В вагоне я ставлю рюкзак на сидение, а Йена делает это так медленно и осторожно, что, кажется, будто снаряды должны взорваться хотя бы ему назло. Бабка, сидящая напротив, зло смотрит на наши рюкзаки. Ей не нравится, что вещи занимают сидячие места, но я не придаю этому значения.
- Да и вообще, это ведь не с проста, что именно у русских такая любовь к подземке. Нас тянет под землю, в это материнское нутро. Самый насущный вопрос русской истории именно о земле. Подумай, ведь именно у нас одно из самых глубоких метро в мире? Подумай только, что сейчас у тебя над головой шестьдесят метров земли. Мы гордимся своим метро. Живём в халупах, но станции метро у нас как дворцы. В том же Нью-Йорке подземка - это обиталище бомжей, тогда как у нас объект гордости. Да вот хотя бы вспомни популярную серию "Метро", где выжившие после ядерной войны ютятся в туннелях. А ещё в каждом тоннеле свой запах, ведь они проложены в разных слоях почвы. Всё это неслучайно, ой как неслучайно.
На станции в вагон хлынула толпа, замариновавшая нас в потном людском соусе. Пассажиры неодобрительно покосились на рюкзаки, занимавшие ценные места, но промолчали, видимо из-за почтения перед моей бородой. Только бабка, не переставая сверлить нас глазами-буравчиками, внезапно подскочила и заверещала:
- Молодые люди, потрудитесь освободить места от ваших баулов.
Я повернулся к ней. Если приятное старческое личико обычно похоже на печёное яблочко, то её морда была похожа на яблочко переваренное. А редкими-редкими усиками она напоминала мистического восточного пашу.
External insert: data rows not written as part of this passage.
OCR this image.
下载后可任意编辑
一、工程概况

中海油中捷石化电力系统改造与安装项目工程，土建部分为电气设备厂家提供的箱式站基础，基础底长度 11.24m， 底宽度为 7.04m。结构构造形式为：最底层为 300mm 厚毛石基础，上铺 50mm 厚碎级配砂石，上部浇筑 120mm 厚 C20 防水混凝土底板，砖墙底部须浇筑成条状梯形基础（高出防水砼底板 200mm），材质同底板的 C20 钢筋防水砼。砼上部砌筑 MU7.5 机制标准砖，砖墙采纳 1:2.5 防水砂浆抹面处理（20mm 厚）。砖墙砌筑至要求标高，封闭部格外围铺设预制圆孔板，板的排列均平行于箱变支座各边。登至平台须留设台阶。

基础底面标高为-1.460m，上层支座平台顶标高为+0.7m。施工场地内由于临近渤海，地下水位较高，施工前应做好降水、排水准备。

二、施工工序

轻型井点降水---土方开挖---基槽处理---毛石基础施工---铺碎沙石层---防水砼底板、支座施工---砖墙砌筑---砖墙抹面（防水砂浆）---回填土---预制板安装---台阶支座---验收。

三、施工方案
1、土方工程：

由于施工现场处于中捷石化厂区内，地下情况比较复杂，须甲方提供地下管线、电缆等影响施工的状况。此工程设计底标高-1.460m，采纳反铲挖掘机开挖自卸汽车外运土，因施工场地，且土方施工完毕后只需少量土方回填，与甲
Йена печально вздохнул, словно знал, что история с досмотром так легко не завершится.
Сквозь грохот перегона пришлось повышать голос:
- Но куда мы поставим рюкзаки?
Ей только и надо было перевести разговор на повышенные тона:
- На пол! А сидячие места для пассажиров, детей и инвалидов.
Толпа, обычно предпочитающая держаться в стороне от городских сумасшедших, теперь помаленьку вставала на сторону полоумной бабульки. Шум перекрывал их голоса, но я видел, как недовольно шевелятся губы мамаш с нагруженными сумками, как дедки сурово сжимают оглобли своих тележек на колесиках. Поезд замедлял ход, и я хотел было вместе с напарником выйти на станции, чтобы избежать конфликта, но старушка вдруг отчебучила то, что я меньше всего ожидал. Она схватилась за рюкзаки и с не постижимой для неё силой сбросила их с сидения. Сердце моё на мгновение зажмурилось, но ни я, ни Йена даже не закричали, зато плотно стоящие пассажиры взвизгнули, когда на их ноги бухнули тяжелогруженые ранцы.
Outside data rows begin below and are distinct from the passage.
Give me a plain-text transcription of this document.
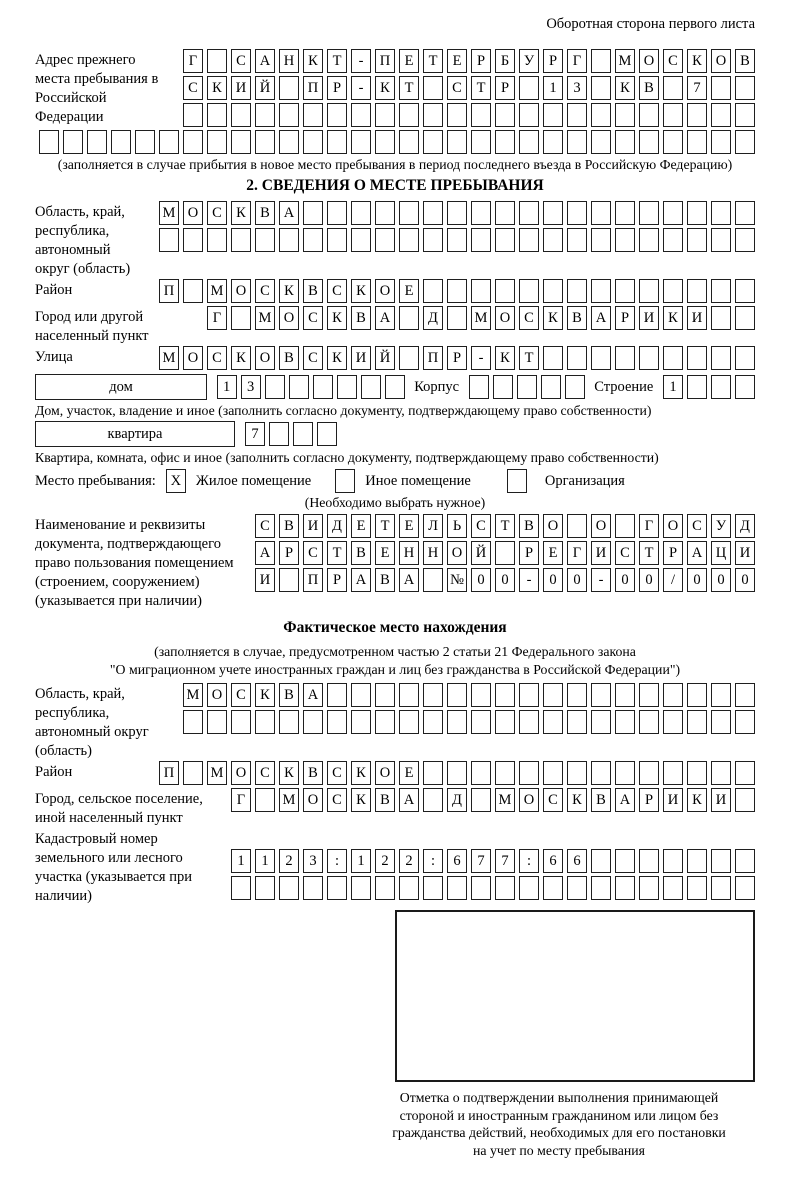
Оборотная сторона первого листа
Адрес прежнего места пребывания в Российской Федерации
Г	С А Н К	Т	-	П Е	Т	Е	Р	Б	У	Р	Г	М О С К О В
С К И Й	П	Р	-	К	Т	С	Т	Р	1	3	К В	7
(заполняется в случае прибытия в новое место пребывания в период последнего въезда в Российскую Федерацию)
2. СВЕДЕНИЯ О МЕСТЕ ПРЕБЫВАНИЯ
Область, край, республика, автономный округ (область)
М О С К В А
Район	П	М О С К В С К О Е
Город или другой населенный пункт
Г	М О С К В А	Д	М О С К В А	Р	И К И
Улица	М О С К О В С К И Й	П	Р	-	К	Т
дом	1	3	Корпус	Строение	1
Дом, участок, владение и иное (заполнить согласно документу, подтверждающему право собственности)
квартира	7
Квартира, комната, офис и иное (заполнить согласно документу, подтверждающему право собственности)
Место пребывания:	X	Жилое помещение	Иное помещение	Организация
(Необходимо выбрать нужное)
Наименование и реквизиты документа, подтверждающего право пользования помещением (строением, сооружением) (указывается при наличии)
С В И Д	Е	Т	Е	Л	Ь	С	Т	В О	О	Г	О С У Д
А	Р	С	Т	В	Е Н Н О Й	Р	Е	Г	И С	Т	Р	А Ц И
И	П	Р	А В А	№ 0	0	-	0	0	-	0	0	/	0	0	0
Фактическое место нахождения
(заполняется в случае, предусмотренном частью 2 статьи 21 Федерального закона
"О миграционном учете иностранных граждан и лиц без гражданства в Российской Федерации")
Область, край, республика, автономный округ (область)
М О С К В А
Район	П	М О С К В С К О Е
Город, сельское поселение, иной населенный пункт
Г	М О С К В А	Д	М О С К В А	Р	И К И
Кадастровый номер земельного или лесного участка (указывается при наличии)
1	1	2	3	:	1	2	2	:	6	7	7	:	6	6
Отметка о подтверждении выполнения принимающей
стороной и иностранным гражданином или лицом без
гражданства действий, необходимых для его постановки
на учет по месту пребывания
Секунда, другая... вместо взрыва бабка победоносно повела руками:
- Садитесь, граждане.
Когда мы вышли на свет божий, что сделал лицо Йены чуть более радостным, он глухо спросил:
- Почему мы не поехали на твоём фургоне, а?
- Ну... эээ... он ведь у меня сломался.
Он тяжело посмотрел на меня и больше ничего не спрашивал.
***
Она чувствовала боль.
Никогда ещё человек не наносил ей таких ран. Великая война родилась с опозданием и как всякий негодный ребёнок изуродовала свою мать. Роды продолжались четыре года, и Земля каждый день кричала, как сумасшедшая.
Она видела бескрайние поля сражений, где её тело терзали кудри колючей проволоки. Ржавые волчьи зубы были покрашены в тёмно-красный, русский цвет. Сосущая грязь засасывала в хлюпающую жижу немногих уцелевших, и люди проклинали Землю.
В воронках, наполненных желудочным соком, медленно переваривались солдаты. Мокрые спины были покатыми, как болотные кочки, и если вдруг от взрывов их переворачивало на живот, то они глядели в небо, обколотое стрихнином, осоловелым взглядом утопленника.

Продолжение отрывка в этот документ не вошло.